Załóż przeźroczysty przewód paliwa między gaźnikami i będziesz widział czy paliwo leci do przedniego, wyżej położonego, gaźnika.

A na postoju - jak zdejmiesz przewód paliwowy idący do gaźników i zakręcisz rozrusznikiem to powinno z niego mocno "chlapać" paliwem.
tyger
PostWysłany: Czw 0:35, 21 Maj 2015   Temat postu: Re: Jazz ;)

griba napisał:
Na początek ogarnij ten przewód WN co pisałeś, że jest uszkodzony. Sprawdź fajki - czy mają prawidłową, taką samą rezystancję - zazwyczaj 5-25 kOhm. Sprawdź też podłączenie cewek na niskim napięciu, czy przewody w porządku itd.

W końcu tak jak Robewa sugeruje - warto przyjrzeć się samym cewką.

Takie przerywanie mogłoby też być skutkiem za małej ilości paliwa - np. przy dużym obciążeniu pompa nie daje rady i przedni cylinder odcina, jak zwolnisz to paliwo zaczyna dochodzić i jest ok.
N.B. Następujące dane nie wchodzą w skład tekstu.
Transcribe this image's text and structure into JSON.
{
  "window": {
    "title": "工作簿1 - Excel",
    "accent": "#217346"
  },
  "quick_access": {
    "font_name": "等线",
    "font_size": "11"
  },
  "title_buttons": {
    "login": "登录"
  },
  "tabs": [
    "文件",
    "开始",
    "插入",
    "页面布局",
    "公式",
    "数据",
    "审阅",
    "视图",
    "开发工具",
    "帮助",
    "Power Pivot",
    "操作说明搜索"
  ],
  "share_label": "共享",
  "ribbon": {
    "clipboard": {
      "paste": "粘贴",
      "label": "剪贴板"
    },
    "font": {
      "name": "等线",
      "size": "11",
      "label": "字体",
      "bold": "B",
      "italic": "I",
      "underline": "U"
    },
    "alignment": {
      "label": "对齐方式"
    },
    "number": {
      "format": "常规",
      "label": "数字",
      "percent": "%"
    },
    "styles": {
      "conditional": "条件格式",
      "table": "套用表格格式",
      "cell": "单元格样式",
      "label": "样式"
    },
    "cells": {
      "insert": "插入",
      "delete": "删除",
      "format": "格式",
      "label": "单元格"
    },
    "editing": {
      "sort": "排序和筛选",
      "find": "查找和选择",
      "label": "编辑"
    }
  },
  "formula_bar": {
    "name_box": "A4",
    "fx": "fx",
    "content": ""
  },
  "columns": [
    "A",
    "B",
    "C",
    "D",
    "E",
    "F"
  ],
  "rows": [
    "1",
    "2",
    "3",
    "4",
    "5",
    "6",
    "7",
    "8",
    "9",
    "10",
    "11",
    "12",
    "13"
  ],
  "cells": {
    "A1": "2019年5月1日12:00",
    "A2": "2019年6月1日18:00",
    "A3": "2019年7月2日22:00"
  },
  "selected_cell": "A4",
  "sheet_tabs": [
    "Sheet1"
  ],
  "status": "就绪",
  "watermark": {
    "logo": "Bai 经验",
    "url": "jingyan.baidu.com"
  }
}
Do przemyślenia.


Jak sprawdzic przepływ paliwa przez pompę czy jest odpowiedni
Gość
PostWysłany: Czw 0:33, 21 Maj 2015   Temat postu:

tyger napisał:
Pompa raczej odpada bo to nie zawsze tak jestże za każdym razem gdy mu wstawie to nie pracuje jeden gar. Przeważnie robi się tak gdy motocykl dobrze się rozgrzeje.

Jak sprawdzic ten przepływ ??
griba
PostWysłany: Czw 0:30, 21 Maj 2015   Temat postu: Kranik i podciśnienie

Kranik gdyby miał za małą przepustowość mógłby dławić przepływ paliwa, ale to raczej nie jest możliwe.

Jak wężyk masz zaślepiony to nie ma to wpływu na zmianę podciśnienia w całym układzie i pracę pompy.